As expected a positive correlation between vBMD and KC was observed and in fact a much better correlation between vBMD and KC in comparison to vTMD. This is a simply a result of the fact that vBMD combines both bone quantity in BV/TV and bone quality in vTMD as opposed to bone quality alone (vTMD). For fracture risk prediction it is evident that it is necessary to take into consideration both the quantity of bone material (BV/TV) and TMD. The DXA machines currently in use do produce an equivalent measure in aBMD, which is mineral density value over a surface area (not volumetric) and results in the physics sense from X-ray absorption as a result of both bone quantity (mineralised matrix per pixel) and bone quality (brightness per pixel).

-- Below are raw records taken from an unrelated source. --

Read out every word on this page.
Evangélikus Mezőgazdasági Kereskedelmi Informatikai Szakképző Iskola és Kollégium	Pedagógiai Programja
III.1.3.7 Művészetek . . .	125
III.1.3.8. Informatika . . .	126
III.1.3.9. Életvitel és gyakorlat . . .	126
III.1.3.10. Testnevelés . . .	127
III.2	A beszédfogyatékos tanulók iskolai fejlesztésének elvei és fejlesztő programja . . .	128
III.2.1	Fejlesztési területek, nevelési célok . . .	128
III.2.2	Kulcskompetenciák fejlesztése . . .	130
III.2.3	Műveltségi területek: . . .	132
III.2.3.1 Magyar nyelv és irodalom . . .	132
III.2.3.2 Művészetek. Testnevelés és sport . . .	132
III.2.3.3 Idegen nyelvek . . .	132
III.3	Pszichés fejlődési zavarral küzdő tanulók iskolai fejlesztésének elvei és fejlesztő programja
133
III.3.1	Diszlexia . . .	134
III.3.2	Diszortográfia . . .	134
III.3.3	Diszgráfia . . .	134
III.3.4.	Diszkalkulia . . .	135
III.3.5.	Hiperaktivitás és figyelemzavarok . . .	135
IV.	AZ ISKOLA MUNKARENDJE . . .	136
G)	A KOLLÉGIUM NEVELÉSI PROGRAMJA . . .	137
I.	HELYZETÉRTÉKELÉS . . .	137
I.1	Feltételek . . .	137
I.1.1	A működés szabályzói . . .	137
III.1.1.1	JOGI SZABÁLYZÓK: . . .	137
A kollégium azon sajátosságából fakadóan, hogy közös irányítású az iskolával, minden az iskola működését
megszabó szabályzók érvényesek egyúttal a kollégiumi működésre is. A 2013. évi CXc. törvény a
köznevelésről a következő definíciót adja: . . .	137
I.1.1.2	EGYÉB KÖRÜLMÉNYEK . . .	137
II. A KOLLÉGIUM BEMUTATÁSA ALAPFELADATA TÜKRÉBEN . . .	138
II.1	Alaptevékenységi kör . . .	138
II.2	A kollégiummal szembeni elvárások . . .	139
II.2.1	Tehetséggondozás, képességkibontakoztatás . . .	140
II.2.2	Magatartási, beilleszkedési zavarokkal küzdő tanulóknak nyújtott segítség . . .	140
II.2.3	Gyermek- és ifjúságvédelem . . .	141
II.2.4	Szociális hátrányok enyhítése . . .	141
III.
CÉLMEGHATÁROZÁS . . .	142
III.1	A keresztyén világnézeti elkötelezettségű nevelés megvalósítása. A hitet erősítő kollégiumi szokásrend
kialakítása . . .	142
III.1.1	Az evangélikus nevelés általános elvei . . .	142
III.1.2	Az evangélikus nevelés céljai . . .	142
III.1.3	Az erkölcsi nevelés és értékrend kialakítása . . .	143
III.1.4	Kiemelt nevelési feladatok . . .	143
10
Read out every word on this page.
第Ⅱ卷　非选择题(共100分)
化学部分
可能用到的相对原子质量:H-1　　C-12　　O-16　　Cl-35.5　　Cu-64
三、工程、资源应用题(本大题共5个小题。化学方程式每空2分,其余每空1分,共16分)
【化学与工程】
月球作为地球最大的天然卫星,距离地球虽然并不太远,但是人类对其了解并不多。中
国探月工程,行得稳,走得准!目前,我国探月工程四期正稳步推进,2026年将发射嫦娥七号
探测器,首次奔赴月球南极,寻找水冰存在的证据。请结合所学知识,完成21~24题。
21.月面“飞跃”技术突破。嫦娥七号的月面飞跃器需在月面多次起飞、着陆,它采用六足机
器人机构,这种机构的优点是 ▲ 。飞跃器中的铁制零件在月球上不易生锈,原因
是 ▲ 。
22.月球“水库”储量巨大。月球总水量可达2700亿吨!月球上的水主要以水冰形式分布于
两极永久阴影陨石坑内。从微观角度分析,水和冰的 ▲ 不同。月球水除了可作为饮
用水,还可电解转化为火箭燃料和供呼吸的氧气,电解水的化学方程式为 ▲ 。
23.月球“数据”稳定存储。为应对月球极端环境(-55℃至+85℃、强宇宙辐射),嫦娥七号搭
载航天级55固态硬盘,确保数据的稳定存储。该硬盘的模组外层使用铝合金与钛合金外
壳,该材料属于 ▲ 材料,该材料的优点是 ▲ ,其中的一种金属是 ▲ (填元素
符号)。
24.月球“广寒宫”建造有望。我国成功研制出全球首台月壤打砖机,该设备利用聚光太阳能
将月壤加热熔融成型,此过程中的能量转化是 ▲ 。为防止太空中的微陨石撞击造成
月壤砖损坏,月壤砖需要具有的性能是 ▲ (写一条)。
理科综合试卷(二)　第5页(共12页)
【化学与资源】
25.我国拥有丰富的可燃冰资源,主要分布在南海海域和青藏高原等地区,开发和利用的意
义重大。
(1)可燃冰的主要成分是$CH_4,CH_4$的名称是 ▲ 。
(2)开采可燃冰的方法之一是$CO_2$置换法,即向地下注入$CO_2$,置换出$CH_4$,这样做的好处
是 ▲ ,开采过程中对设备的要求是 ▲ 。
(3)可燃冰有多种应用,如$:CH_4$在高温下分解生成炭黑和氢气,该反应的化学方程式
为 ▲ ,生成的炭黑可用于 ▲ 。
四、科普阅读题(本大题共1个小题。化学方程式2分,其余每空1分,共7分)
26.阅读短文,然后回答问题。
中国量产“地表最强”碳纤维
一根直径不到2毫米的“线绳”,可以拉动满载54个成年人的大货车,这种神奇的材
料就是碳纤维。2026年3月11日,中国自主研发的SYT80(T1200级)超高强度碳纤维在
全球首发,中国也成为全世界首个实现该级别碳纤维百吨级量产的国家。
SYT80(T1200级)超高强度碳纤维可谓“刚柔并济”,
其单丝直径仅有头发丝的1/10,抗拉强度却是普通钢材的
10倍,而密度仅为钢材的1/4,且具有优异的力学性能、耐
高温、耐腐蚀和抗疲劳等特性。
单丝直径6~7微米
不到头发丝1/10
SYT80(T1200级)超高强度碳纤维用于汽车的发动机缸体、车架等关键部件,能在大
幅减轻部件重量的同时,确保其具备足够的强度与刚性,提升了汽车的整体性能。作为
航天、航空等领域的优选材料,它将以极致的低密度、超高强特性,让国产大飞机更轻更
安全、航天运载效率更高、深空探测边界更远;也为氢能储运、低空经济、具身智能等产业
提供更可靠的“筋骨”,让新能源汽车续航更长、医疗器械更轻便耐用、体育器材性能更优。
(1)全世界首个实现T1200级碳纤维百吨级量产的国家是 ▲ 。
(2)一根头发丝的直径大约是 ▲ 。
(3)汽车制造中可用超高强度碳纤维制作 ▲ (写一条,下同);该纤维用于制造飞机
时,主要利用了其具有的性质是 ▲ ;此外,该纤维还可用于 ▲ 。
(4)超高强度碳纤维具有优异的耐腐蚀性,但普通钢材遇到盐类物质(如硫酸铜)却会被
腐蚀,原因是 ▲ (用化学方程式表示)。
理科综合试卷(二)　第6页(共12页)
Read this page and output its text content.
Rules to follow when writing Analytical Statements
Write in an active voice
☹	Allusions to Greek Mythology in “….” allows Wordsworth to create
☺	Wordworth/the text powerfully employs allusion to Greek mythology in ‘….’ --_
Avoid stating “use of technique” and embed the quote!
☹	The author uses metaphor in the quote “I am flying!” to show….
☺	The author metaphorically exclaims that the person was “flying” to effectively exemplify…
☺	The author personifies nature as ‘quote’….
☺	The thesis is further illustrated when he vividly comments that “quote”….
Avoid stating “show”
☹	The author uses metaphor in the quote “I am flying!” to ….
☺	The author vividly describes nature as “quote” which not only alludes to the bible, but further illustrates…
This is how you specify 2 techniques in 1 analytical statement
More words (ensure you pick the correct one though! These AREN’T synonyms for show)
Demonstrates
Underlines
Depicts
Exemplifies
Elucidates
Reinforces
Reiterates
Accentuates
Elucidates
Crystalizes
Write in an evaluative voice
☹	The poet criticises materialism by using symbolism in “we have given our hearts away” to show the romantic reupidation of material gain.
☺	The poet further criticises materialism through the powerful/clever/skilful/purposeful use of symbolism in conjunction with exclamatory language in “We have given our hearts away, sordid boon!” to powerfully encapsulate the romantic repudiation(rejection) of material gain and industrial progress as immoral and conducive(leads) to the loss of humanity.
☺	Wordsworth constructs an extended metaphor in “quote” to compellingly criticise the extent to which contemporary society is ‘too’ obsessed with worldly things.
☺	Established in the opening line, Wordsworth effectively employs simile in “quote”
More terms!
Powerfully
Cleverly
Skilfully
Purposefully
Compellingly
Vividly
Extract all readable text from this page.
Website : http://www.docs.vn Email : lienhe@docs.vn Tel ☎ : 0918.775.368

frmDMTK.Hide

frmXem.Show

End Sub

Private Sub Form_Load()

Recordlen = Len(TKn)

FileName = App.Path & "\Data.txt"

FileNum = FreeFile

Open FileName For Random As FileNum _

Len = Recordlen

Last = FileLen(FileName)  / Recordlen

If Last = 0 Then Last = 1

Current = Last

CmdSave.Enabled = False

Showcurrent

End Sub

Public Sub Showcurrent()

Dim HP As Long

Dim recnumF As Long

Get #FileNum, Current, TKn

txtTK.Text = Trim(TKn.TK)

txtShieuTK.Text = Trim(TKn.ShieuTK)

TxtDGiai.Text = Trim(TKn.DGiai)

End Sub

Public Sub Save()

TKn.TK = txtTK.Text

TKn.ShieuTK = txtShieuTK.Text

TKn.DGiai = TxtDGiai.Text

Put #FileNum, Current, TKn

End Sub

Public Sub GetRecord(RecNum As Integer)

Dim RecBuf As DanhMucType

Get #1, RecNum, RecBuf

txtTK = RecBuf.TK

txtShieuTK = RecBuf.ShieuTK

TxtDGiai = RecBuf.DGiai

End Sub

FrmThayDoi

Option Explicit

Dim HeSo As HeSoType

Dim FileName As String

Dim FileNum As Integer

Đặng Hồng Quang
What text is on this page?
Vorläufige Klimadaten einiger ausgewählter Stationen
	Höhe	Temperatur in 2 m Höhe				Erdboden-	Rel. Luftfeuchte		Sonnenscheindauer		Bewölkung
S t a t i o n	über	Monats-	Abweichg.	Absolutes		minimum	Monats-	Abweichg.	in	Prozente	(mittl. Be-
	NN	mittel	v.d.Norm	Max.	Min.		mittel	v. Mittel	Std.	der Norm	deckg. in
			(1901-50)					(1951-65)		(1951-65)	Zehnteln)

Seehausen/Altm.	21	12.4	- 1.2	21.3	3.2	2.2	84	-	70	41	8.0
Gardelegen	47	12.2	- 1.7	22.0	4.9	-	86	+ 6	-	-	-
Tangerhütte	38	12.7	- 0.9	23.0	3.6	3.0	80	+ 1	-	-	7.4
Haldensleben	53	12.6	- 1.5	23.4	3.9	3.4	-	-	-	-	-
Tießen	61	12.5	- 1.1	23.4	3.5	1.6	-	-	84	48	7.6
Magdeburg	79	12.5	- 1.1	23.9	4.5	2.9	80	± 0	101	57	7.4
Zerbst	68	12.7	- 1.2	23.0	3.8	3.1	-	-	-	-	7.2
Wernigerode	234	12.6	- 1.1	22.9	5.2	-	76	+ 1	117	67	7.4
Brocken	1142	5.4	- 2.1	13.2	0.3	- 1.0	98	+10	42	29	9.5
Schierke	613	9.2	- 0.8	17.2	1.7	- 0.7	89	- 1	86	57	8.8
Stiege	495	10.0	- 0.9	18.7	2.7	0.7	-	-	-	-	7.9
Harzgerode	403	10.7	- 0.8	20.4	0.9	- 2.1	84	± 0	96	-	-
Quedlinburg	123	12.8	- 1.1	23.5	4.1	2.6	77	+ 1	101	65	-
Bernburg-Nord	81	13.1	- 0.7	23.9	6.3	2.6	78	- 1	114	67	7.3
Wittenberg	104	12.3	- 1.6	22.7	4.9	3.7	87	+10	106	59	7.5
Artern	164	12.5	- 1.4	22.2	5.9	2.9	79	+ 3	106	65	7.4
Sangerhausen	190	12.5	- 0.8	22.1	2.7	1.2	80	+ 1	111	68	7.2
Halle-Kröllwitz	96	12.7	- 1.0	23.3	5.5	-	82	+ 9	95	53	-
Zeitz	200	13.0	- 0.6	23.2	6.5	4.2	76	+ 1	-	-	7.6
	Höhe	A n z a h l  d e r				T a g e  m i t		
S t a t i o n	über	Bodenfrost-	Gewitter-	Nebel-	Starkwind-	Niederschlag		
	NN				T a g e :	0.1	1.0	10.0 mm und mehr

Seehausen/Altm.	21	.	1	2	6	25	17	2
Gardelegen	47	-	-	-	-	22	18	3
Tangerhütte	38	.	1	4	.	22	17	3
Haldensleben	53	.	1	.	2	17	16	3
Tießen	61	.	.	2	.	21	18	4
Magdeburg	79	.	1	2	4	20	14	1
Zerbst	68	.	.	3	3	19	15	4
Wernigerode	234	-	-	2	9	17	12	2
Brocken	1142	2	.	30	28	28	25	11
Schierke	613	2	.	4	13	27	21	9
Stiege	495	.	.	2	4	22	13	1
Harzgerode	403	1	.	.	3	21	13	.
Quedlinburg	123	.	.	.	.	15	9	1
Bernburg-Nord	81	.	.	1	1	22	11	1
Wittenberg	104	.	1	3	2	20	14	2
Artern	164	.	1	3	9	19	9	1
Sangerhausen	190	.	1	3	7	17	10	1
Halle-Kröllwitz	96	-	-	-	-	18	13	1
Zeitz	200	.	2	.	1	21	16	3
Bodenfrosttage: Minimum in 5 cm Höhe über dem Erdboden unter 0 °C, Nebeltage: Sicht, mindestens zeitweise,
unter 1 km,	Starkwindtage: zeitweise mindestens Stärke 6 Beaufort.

However, as shown in Fig. 4B, even the present volumetric vBMD, which was produced in-vitro with a high resolution and at laboratory standards conditions, does not perfectly correlate to KC. This may explain why presently aBMD calculations often fail to predict impending fractures. As the promising correlation coefficients (R2) show for relationship between vBMD vs KC one valid rationale for future exploratory studies would be to improve the accuracy of bone mineral density as a clinical predictor of fracture and perhaps add architectural parameters to strengthen further the predictive power.

5. Conclusion

This study has for the first time considered the relationship between microarchitecture and mechanical properties for a considerable number of cancellous bone specimens collected from a cohort of patients who had suffered fracture of the neck of femur. The findings support a model where reduced bone mass results in a reduction in the number of trabeculae and trabeculae thickness and an increase in trabeculae spacing. This is further combined to a transformation from plate like to rod like trabeculae structure, validated by both SMI and BS/BV values. Remodelling differences between males and females have been highlighted and validate the current view that bone loss observed in males is mainly a consequence of thinning of the trabeculae whilst in females it is the perforation of the trabeculae. This study has also crucially shown that TbTh, TbSp, SMI and TbN may provide a proxy or surrogate for BV/TV. Correlations between critical stress intensity factor values and microarchitecture parameters (BV/TV, BS/TV, TbN, BS/BV and SMI) for osteoporotic cancellous tissue are for the first time reported in this study. Further work is required to identify why the TMD values reported for our osteoporotic population are lower than previously reported, including an investigation of the related collagen and mineral chemistry. Overall, this study has not only highlighted that the fracture model based upon BMD could potentially be improved with inclusion of other microarchitecture parameters, but has also highlighted the hidden role of the underlying microarchitecture parameters and bone mineral quality in osteoporotic cancellous bone.

Disclosures

There is no conflict of interest to declare.

Acknowledgments

This programme of work is funded by an EPSRC research grant (EP/K020196: Point-of-Care High Accuracy Fracture Risk Prediction). PZ acknowledges the support provided by the UK Department of Transport under the BOSCOS (Bone Scanning for Occupant Safety) project for which the human material was obtained in the Gloucester and Cheltenham NHS Trust hospitals under ethical consent (BOSCOS — Mr. Curwen CI REC ref. 01/179G).